Broadacre City (2022)
Program Notes
Glass-enclosed dwellings, endless horizon lines, UFO-like helicopters, and three-wheeled automobiles were among many characteristics of “Broadacre City,” Frank Lloyd Wright’s idealized American suburbia. Wright, considered one of the most influential architects in American history, was a proponent of ‘organic architecture’ a style in which homes and buildings are in dialogue with their natural surroundings. Broadacre City was the apotheosis of this philosophy: each American household, regardless of socioeconomic status, would be entitled to one acre of land for a home that would embrace an open terrain. Landscaped highways and airspace for flying vehicles (think: “The Jetsons”) would connect these communities to each other and to workplaces, public service buildings, and larger transit hubs.
The Broadacre City concept was meant to be impractical, a dream to which architects and city planners could aspire. It was one of six hundred Wright designs that were unrealized or unfinished — over half of his entire output. At Columbia University’s Avery Architecture Library, I was overwhelmed by the countless beautiful, and sometimes deranged designs that, for whatever reason, were commissioned but never built.
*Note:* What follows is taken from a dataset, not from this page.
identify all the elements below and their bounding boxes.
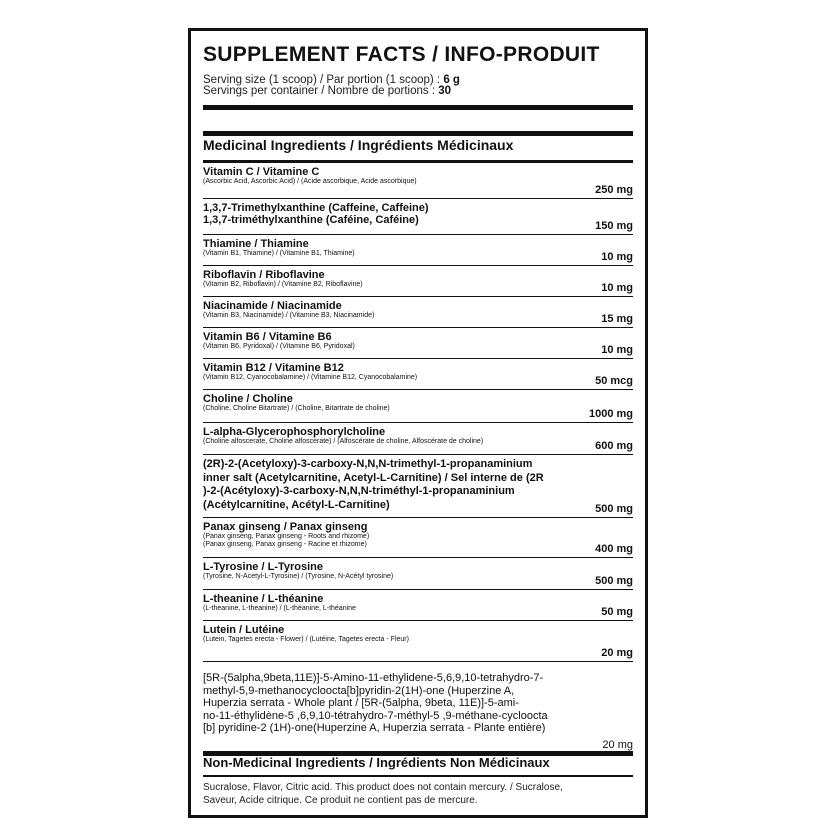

In my new flute quintet, I try to capture the aspiration of Broadacre City and other unbuilt projects that only exist on-paper. Fleeting flourishes catalyze a relentless, driving section filled with rhythmic momentum, and intensity. Over time, this musical “machine” begins to breakdown with the material slowly disintegrating to complete stasis. Remnants of the machine flow in and out of focus, as a ghost of what it once was. Slowly, those remnants find a footing and breathe life into new ideas and different musical contexts — all of which are trying to capture the effect these radical designs had on the consciousness and craft of their creators.